Associate Professor David Dunstan from the Baker IDI Heart and Diabetes institute in Melbourne states –
“When we sit, we have muscle ‘dis-use’ – our muscles are essentially ‘sleeping’. When we’re up and moving, we’re contracting muscles and it appears that these frequent contractions throughout the day are beneficial for helping to regulate the body’s metabolic processes.”
The fact of the matter is we need to be moving all the time. How often?
The Baker IDI Heart and Diabetes institute recommends that at the very least you must get up and move every hour. However a recent study found that engaging in a 2 minute walk at any intensity (light or moderate) every 20 minutes is even better, resulting in reduced blood sugar levels of approximately 30%.
So how can you incorporate more movement into your day?
Here are a few simple suggestions to shift your sloth like ways.
Once the timer goes off, that is your cue to get up and move. I often do 10 karate kicks, star jumps or pushups. Other times I’ll go for a walk and complete some errands (e.g. post a letter, withdraw some money from the bank or drop off a book to the library).
Ditch the escalator and take the stairs
I have 3 flights of stairs I have to take to get to my office. I’ll admit that initially I wasn’t thrilled about this. But now I see these stairs as a great opportunity to decrease my risk of disease, burn extra calories and improve my fitness. Chief Scientist for the American council of exercise Dr Cedric Bryant states –
“Stair climbing will give you a little more bang for your buck because of the vertical component”

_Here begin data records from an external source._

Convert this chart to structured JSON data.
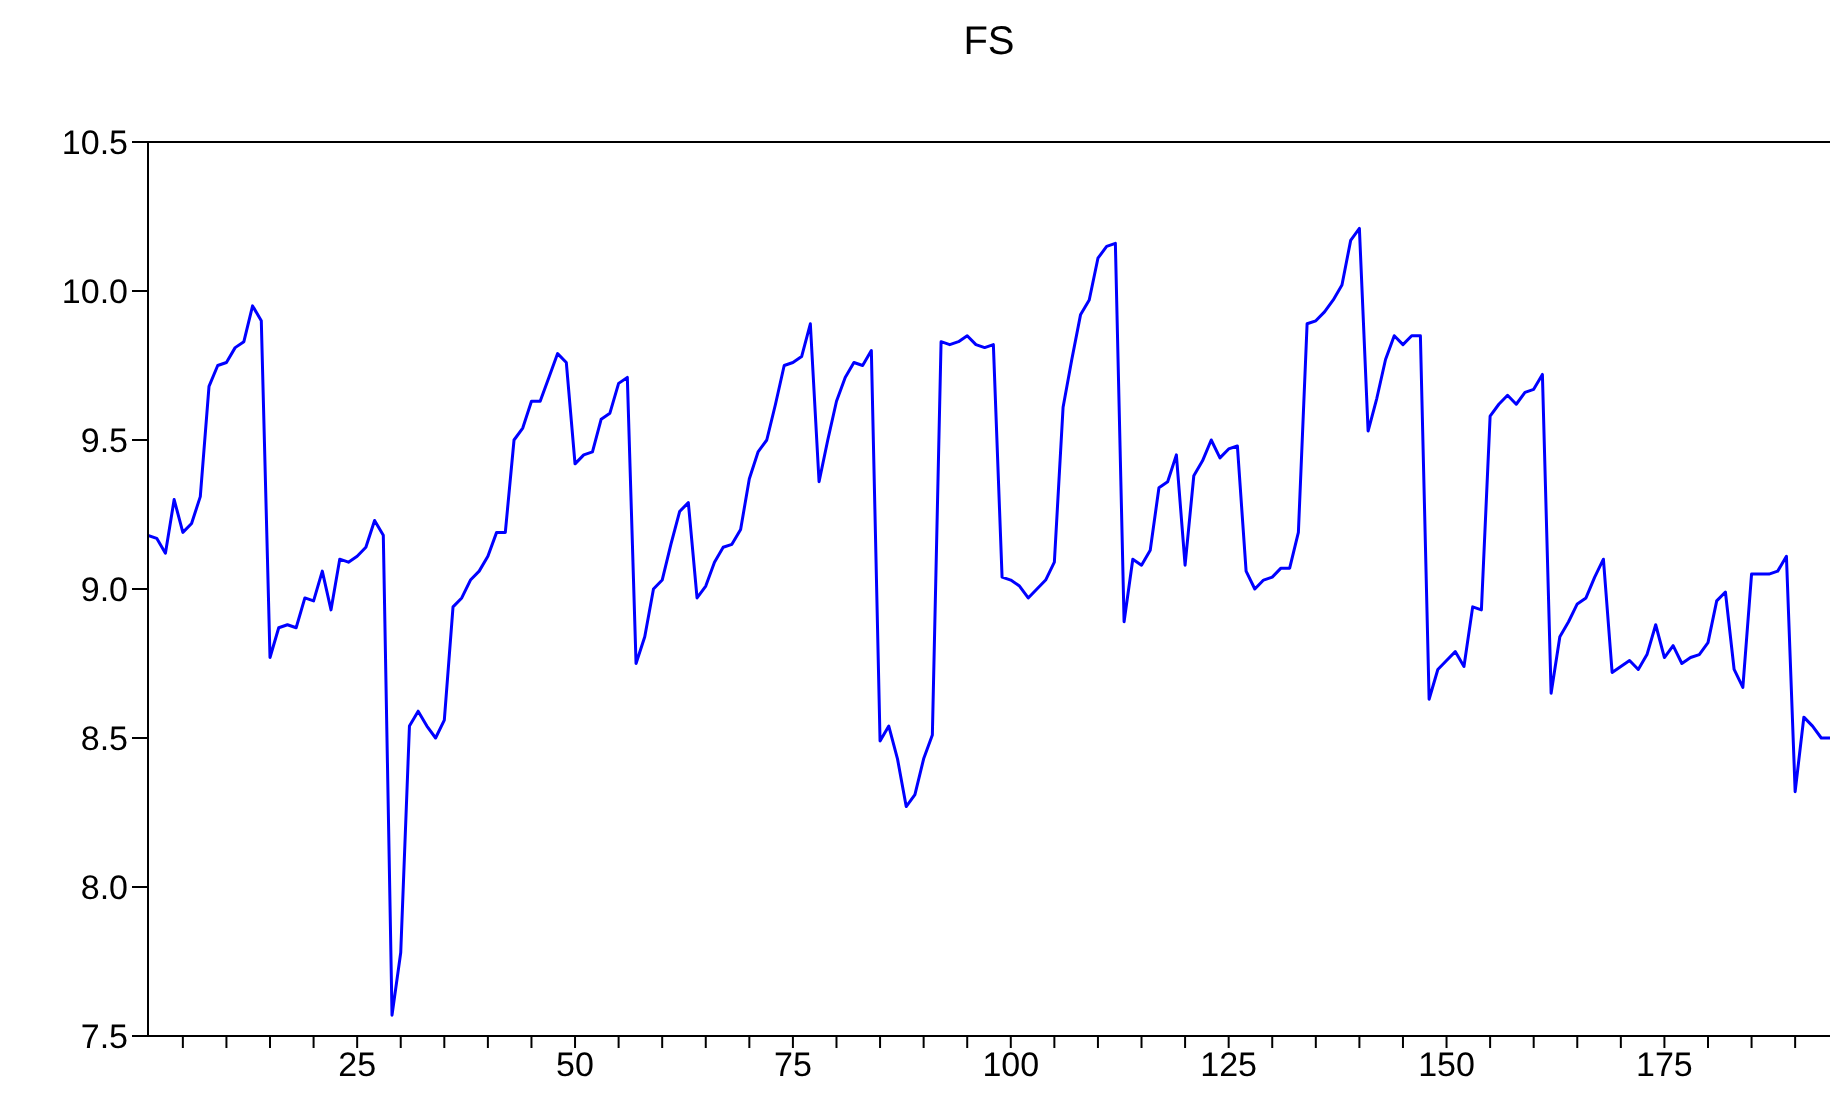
{
  "chart_data": {
    "type": "line",
    "title": "FS",
    "x": [
      1,
      2,
      3,
      4,
      5,
      6,
      7,
      8,
      9,
      10,
      11,
      12,
      13,
      14,
      15,
      16,
      17,
      18,
      19,
      20,
      21,
      22,
      23,
      24,
      25,
      26,
      27,
      28,
      29,
      30,
      31,
      32,
      33,
      34,
      35,
      36,
      37,
      38,
      39,
      40,
      41,
      42,
      43,
      44,
      45,
      46,
      47,
      48,
      49,
      50,
      51,
      52,
      53,
      54,
      55,
      56,
      57,
      58,
      59,
      60,
      61,
      62,
      63,
      64,
      65,
      66,
      67,
      68,
      69,
      70,
      71,
      72,
      73,
      74,
      75,
      76,
      77,
      78,
      79,
      80,
      81,
      82,
      83,
      84,
      85,
      86,
      87,
      88,
      89,
      90,
      91,
      92,
      93,
      94,
      95,
      96,
      97,
      98,
      99,
      100,
      101,
      102,
      103,
      104,
      105,
      106,
      107,
      108,
      109,
      110,
      111,
      112,
      113,
      114,
      115,
      116,
      117,
      118,
      119,
      120,
      121,
      122,
      123,
      124,
      125,
      126,
      127,
      128,
      129,
      130,
      131,
      132,
      133,
      134,
      135,
      136,
      137,
      138,
      139,
      140,
      141,
      142,
      143,
      144,
      145,
      146,
      147,
      148,
      149,
      150,
      151,
      152,
      153,
      154,
      155,
      156,
      157,
      158,
      159,
      160,
      161,
      162,
      163,
      164,
      165,
      166,
      167,
      168,
      169,
      170,
      171,
      172,
      173,
      174,
      175,
      176,
      177,
      178,
      179,
      180,
      181,
      182,
      183,
      184,
      185,
      186,
      187,
      188,
      189,
      190,
      191,
      192,
      193,
      194
    ],
    "series": [
      {
        "color": "#0000ff",
        "values": [
          9.18,
          9.17,
          9.12,
          9.3,
          9.19,
          9.22,
          9.31,
          9.68,
          9.75,
          9.76,
          9.81,
          9.83,
          9.95,
          9.9,
          8.77,
          8.87,
          8.88,
          8.87,
          8.97,
          8.96,
          9.06,
          8.93,
          9.1,
          9.09,
          9.11,
          9.14,
          9.23,
          9.18,
          7.57,
          7.78,
          8.54,
          8.59,
          8.54,
          8.5,
          8.56,
          8.94,
          8.97,
          9.03,
          9.06,
          9.11,
          9.19,
          9.19,
          9.5,
          9.54,
          9.63,
          9.63,
          9.71,
          9.79,
          9.76,
          9.42,
          9.45,
          9.46,
          9.57,
          9.59,
          9.69,
          9.71,
          8.75,
          8.84,
          9.0,
          9.03,
          9.15,
          9.26,
          9.29,
          8.97,
          9.01,
          9.09,
          9.14,
          9.15,
          9.2,
          9.37,
          9.46,
          9.5,
          9.62,
          9.75,
          9.76,
          9.78,
          9.89,
          9.36,
          9.5,
          9.63,
          9.71,
          9.76,
          9.75,
          9.8,
          8.49,
          8.54,
          8.43,
          8.27,
          8.31,
          8.43,
          8.51,
          9.83,
          9.82,
          9.83,
          9.85,
          9.82,
          9.81,
          9.82,
          9.04,
          9.03,
          9.01,
          8.97,
          9.0,
          9.03,
          9.09,
          9.61,
          9.77,
          9.92,
          9.97,
          10.11,
          10.15,
          10.16,
          8.89,
          9.1,
          9.08,
          9.13,
          9.34,
          9.36,
          9.45,
          9.08,
          9.38,
          9.43,
          9.5,
          9.44,
          9.47,
          9.48,
          9.06,
          9.0,
          9.03,
          9.04,
          9.07,
          9.07,
          9.19,
          9.89,
          9.9,
          9.93,
          9.97,
          10.02,
          10.17,
          10.21,
          9.53,
          9.64,
          9.77,
          9.85,
          9.82,
          9.85,
          9.85,
          8.63,
          8.73,
          8.76,
          8.79,
          8.74,
          8.94,
          8.93,
          9.58,
          9.62,
          9.65,
          9.62,
          9.66,
          9.67,
          9.72,
          8.65,
          8.84,
          8.89,
          8.95,
          8.97,
          9.04,
          9.1,
          8.72,
          8.74,
          8.76,
          8.73,
          8.78,
          8.88,
          8.77,
          8.81,
          8.75,
          8.77,
          8.78,
          8.82,
          8.96,
          8.99,
          8.73,
          8.67,
          9.05,
          9.05,
          9.05,
          9.06,
          9.11,
          8.32,
          8.57,
          8.54,
          8.5,
          8.5
        ]
      }
    ],
    "xlim": [
      1,
      194
    ],
    "xticks": [
      {
        "value": 5,
        "label": null
      },
      {
        "value": 10,
        "label": null
      },
      {
        "value": 15,
        "label": null
      },
      {
        "value": 20,
        "label": null
      },
      25,
      {
        "value": 30,
        "label": null
      },
      {
        "value": 35,
        "label": null
      },
      {
        "value": 40,
        "label": null
      },
      {
        "value": 45,
        "label": null
      },
      50,
      {
        "value": 55,
        "label": null
      },
      {
        "value": 60,
        "label": null
      },
      {
        "value": 65,
        "label": null
      },
      {
        "value": 70,
        "label": null
      },
      75,
      {
        "value": 80,
        "label": null
      },
      {
        "value": 85,
        "label": null
      },
      {
        "value": 90,
        "label": null
      },
      {
        "value": 95,
        "label": null
      },
      100,
      {
        "value": 105,
        "label": null
      },
      {
        "value": 110,
        "label": null
      },
      {
        "value": 115,
        "label": null
      },
      {
        "value": 120,
        "label": null
      },
      125,
      {
        "value": 130,
        "label": null
      },
      {
        "value": 135,
        "label": null
      },
      {
        "value": 140,
        "label": null
      },
      {
        "value": 145,
        "label": null
      },
      150,
      {
        "value": 155,
        "label": null
      },
      {
        "value": 160,
        "label": null
      },
      {
        "value": 165,
        "label": null
      },
      {
        "value": 170,
        "label": null
      },
      175,
      {
        "value": 180,
        "label": null
      },
      {
        "value": 185,
        "label": null
      },
      {
        "value": 190,
        "label": null
      }
    ],
    "ylim": [
      7.5,
      10.5
    ],
    "yticks": [
      7.5,
      {
        "value": 8,
        "label": "8.0"
      },
      8.5,
      {
        "value": 9,
        "label": "9.0"
      },
      9.5,
      {
        "value": 10,
        "label": "10.0"
      },
      10.5
    ],
    "grid": false,
    "legend": false,
    "marker": "none",
    "line_style": "solid"
  }
}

One study in the European Heart Journal examined a group of 69 hospital employees and banned them from using lifts and escalators for a 12 week period. After the 12 weeks, it was found that the participants had better fitness levels, less body fat, smaller waist sizes and reduced cholesterol and blood pressure.
Add a treadmill to your desk
It is actually possible to walk at a slow pace and do work, hence the brilliant invention of the ‘walk station’. According to the inventor of the walk station, Dr Levine states that using one during the day set at 1.6 km/h can result in a loss of 25 kg.
Commercial walk stations cost $4,000 to buy, but why not save a few dollars and make your own?
A number of people appear to have done this by simply buying a second hand treadmill and desk. In fact, one guy shows you how he made his own treadmill desk for only $39.
Next year when I move house the plan is give my housemate my desk and chair and create my very own walk station. So if you have an old treadmill you want to get rid of, please let me know!
Until then, I’ll have to make do with regular bursts of karate kicks and star jumps throughout the working day.